In and out of an eval
block uses different sequences of node number.
So if I specify __FILE__
to eval
, the actual file and code in eval
may have the same node number.
For example
p 'blah' # Node number for 'blah' is 1, file name is "test.rb"
eval <<~RUBY, binding, __FILE__, __LINE__ + 1
def foo # Node number for `def` is also 1, file name is also "test.rb"
end
RUBY
method = method(:foo)
# It finds a node from node number 1 by reading "test.rb", so it get the str node.
pp RubyVM::AbstractSyntaxTree.of(method)
# => (STR@3:5-3:12 "def foo\n" + "end\n")
Updated by jeremyevans0 (Jeremy Evans) 5 months ago
I'm not sure if this is a bug, but it does seem like a fundamental and significant limitation with the design of RubyVM::AbstractSyntaxTree.of.
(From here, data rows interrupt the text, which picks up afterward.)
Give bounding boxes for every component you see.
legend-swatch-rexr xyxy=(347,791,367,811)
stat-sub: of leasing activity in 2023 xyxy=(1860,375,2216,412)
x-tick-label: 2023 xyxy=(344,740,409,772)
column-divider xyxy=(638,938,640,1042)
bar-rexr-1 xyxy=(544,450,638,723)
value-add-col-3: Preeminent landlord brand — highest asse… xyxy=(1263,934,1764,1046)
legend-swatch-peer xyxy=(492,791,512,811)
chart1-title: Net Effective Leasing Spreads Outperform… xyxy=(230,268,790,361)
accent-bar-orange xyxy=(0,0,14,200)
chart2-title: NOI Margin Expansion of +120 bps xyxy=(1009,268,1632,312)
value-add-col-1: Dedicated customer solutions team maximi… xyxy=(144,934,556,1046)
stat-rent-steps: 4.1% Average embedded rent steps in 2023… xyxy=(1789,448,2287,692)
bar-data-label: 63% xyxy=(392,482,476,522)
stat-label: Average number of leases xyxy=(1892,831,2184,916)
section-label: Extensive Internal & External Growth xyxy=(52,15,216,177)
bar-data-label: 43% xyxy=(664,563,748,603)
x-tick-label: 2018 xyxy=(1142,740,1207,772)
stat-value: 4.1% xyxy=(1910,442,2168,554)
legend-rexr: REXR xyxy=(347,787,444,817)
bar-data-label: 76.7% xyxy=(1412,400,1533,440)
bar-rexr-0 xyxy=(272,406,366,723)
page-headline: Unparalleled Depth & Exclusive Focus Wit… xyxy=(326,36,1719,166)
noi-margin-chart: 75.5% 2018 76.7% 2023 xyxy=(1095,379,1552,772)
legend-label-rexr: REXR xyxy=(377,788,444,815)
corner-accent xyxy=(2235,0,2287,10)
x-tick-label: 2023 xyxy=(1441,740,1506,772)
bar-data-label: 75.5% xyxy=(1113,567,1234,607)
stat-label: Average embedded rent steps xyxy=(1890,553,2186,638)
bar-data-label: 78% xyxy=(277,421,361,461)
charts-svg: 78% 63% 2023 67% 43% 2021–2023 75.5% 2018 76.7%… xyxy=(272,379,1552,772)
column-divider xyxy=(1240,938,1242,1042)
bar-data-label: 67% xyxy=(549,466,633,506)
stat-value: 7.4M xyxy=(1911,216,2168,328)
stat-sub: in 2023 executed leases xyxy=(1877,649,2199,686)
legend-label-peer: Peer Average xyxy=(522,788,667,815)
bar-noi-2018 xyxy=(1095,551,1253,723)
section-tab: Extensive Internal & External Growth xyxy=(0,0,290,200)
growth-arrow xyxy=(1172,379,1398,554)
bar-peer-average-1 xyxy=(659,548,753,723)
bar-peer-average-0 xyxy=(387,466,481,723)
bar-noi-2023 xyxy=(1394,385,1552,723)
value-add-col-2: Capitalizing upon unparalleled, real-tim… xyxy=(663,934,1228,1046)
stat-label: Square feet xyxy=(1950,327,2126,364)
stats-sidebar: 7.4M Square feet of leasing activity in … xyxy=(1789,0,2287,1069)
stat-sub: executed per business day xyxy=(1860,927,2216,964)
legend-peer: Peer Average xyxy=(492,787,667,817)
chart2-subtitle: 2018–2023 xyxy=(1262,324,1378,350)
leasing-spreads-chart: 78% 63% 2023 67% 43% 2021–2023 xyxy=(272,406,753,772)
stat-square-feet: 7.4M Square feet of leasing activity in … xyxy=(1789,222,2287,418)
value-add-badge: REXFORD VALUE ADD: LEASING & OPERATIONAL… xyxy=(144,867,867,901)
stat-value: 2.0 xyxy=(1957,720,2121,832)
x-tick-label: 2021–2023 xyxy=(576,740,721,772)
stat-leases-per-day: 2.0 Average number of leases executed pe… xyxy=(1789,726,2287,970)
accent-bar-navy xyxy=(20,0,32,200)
RubyVM::AbstractSyntaxTree.of reparses the file the method is defined in and cannot handle any cases where eval
or similar are used. You'll get a node completely different from what you would expect. Here's another example:
eval DATA.read, binding, __FILE__, 14
method = method(:foo)
pp RubyVM::AbstractSyntaxTree.of(method)
__END__
def foo
end
Output:
(VCALL@1:16-1:23 :binding)
Because it reparses the file, you'll also get the wrong result if the file is modified:
def bar
end
File.write(__FILE__, File.read(__FILE__).gsub('def bar', "def foo\nbar"))
method = method(:bar)
pp RubyVM::AbstractSyntaxTree.of(method)
Output:
(SCOPE@1:0-3:3 tbl: [] args: (ARGS@1:7-1:7 pre_num: 0 pre_init: nil opt: nil first_post: nil post_num: 0 post_init: nil rest: nil kw: nil kwrest: nil block: nil) body: (VCALL@2:0-2:3 :bar))
And if the interpreter can no longer access the file (chroot, file deletion, permission change, or other file system access limiting), you get an error.
I can't think of a way to fix this without all iseq methods holding a reference to the string used to parse them, and having RubyVM::AbstractSyntaxTree.of work off that string. I'm not sure how much extra memory use that would cause, or if such an approach is considered acceptable.